Stibbe to try Shabbat candle-lighting experiment in space with Israeli kids

Kids from a haredi school in Jerusalem won a contest and came up with a possible way to make candles last longer than 20 minutes in space.

Students create a solution for lighting Shabbat candles in space at the Dibrot Moshe school in Jerusalem. (photo credit: BABA-Da)
Students create a solution for lighting Shabbat candles in space at the Dibrot Moshe school in Jerusalem.
(photo credit: BABA-Da)

Can you light Shabbat candles in space? A group of fourth-grade Israeli children hope to find out.

The children won a contest against 70 other groups and were given a special lesson by Israeli astronaut Eytan Stibbe on Wednesday live from the International Space Station (ISS).

The students of the Orthodox Dibrot Moshe School in Jerusalem have participated in STEM (science, technology, engineering and math) classes given by the Baba-Da Educational Institution. They participated in a contest sponsored by the Rakia Mission of the Ramon Foundation that focused on space.

Stibbe is a former IDF fighter pilot and a successful businessman. He signed a deal with Axiom Space to fly a 10-day mission to the ISS aboard a SpaceX Crew Dragon spacecraft on Axiom Mission 1, a privately crewed orbital spaceflight.

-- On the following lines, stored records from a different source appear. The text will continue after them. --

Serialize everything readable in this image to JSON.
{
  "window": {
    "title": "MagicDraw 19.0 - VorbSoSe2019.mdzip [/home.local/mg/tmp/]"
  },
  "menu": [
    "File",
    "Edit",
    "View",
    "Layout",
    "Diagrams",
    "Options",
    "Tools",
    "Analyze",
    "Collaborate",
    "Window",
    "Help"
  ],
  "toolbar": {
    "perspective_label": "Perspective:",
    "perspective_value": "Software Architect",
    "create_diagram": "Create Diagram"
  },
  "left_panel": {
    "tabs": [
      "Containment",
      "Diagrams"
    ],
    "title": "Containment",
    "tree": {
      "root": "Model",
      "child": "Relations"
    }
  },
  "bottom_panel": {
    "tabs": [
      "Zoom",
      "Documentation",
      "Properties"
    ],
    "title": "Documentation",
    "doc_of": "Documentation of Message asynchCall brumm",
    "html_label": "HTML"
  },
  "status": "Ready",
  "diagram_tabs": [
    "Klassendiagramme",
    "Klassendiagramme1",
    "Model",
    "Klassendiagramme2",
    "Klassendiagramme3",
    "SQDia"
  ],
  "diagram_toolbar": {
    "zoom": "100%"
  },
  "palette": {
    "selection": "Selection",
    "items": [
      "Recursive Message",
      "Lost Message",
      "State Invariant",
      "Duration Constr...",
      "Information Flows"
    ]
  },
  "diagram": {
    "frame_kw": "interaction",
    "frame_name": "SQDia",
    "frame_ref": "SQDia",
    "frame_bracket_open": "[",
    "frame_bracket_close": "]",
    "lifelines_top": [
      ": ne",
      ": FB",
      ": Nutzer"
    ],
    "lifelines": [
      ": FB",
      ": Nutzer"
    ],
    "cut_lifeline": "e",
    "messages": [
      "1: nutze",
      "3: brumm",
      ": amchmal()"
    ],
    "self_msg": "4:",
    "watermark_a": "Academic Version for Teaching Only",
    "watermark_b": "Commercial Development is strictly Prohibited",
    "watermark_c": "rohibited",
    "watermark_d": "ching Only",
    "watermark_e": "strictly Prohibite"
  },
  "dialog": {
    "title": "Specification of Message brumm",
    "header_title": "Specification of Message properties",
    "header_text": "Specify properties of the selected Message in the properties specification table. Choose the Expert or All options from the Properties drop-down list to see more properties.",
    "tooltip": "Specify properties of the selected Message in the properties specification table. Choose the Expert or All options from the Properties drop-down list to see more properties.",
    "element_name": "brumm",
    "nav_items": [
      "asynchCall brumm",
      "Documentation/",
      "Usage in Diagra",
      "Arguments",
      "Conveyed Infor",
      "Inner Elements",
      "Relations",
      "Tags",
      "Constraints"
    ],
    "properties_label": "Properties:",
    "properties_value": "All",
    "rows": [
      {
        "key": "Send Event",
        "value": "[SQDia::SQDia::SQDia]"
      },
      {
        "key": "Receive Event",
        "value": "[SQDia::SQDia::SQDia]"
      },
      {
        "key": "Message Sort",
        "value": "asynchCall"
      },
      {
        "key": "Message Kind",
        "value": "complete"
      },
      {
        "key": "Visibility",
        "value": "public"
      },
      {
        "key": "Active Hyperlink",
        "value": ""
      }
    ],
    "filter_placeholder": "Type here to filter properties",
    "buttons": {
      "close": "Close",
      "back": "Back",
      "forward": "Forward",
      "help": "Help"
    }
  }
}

Baba-Da’s founder Michal Ivgi told The Jerusalem Post, “The topic of the lesson and experiment that Stibbe will be giving the students is titled ‘Lighting Shabbat Candles in Space – the Halacha and Science challenge.’”

 Israel's second-ever astronaut Eitan Stibbe is seen suited up ahead of the launch of the Rakia mission as part of Ax-1. (credit: Courtesy SpaceX) Israel's second-ever astronaut Eitan Stibbe is seen suited up ahead of the launch of the Rakia mission as part of Ax-1. (credit: Courtesy SpaceX)

Ivgi said, “The halachic situation of praying times in space is simple: You pray at the time of the country you took off from – in Stibbe’s situation it’s the US.”

Yet the question of how to light Shabbat and Hanukkah candles in space is more complicated.

“NASA did about 200 experiments of lighting candles in space,” Ivgi explained, “It turns out that in space the flame looks different; it’s small, round and blue. Although the combustion is slower, they have not been able to burn for more than 20 minutes in space.”

According to the Jewish law, Shabbat candles should be lit before Shabbat starts and stay lit until the end of the Friday night dinner. Hanukkah candles should stay lit for half an hour.

“Twenty minutes aren’t enough time in order to fulfill the mitzvot of Shabbat and Hanukkah candles,” Igvi said. “We tried to research and understand why the fire won’t last longer in space. Some may think that it is because of a lack of oxygen, but that’s not the case since the space station has oxygen. It turns out that the problem is conditions of microgravity. This affects the duration of the flame and its shape.”

Ivgi and her team created a contest in conjunction with the Pico Kids organization in Jerusalem in order to try and find a solution for this unique halachic situation.

“We created a possible solution for making the candles stay lit longer than 20 minutes, with a special fan, and solved the matter of gravity. We have built an actual solution that we hope will solve the problem,” Ivgi explained, thanking Pico Partners founder Elie Wurtman.

Baba-Da is a non-profit organization offering first through ninth grade students an experiential curriculum in the field of STEM. The program operates during school hours and sessions take place once a week for 90 minutes in small groups.

The program began five years ago. To date, more than 2,500 boys and girls from a variety of Orthodox communities across the country have participated. Baba-Da was founded by Mobileye president and CEO Prof. Amnon Shashua, and is supported by the Maimonides Fund and the Kirsch Foundation. Rabbi Stanley Peerless, a former US school principal, educator and scientist, assisted Ivgi in creating the curriculum about Judaism and space.

Igvi added, “We hope that one day there will be an observant astronaut who lives according to the Halacha. A religious astronaut will be able to further research the possibility of living as an Orthodox Jew in space.”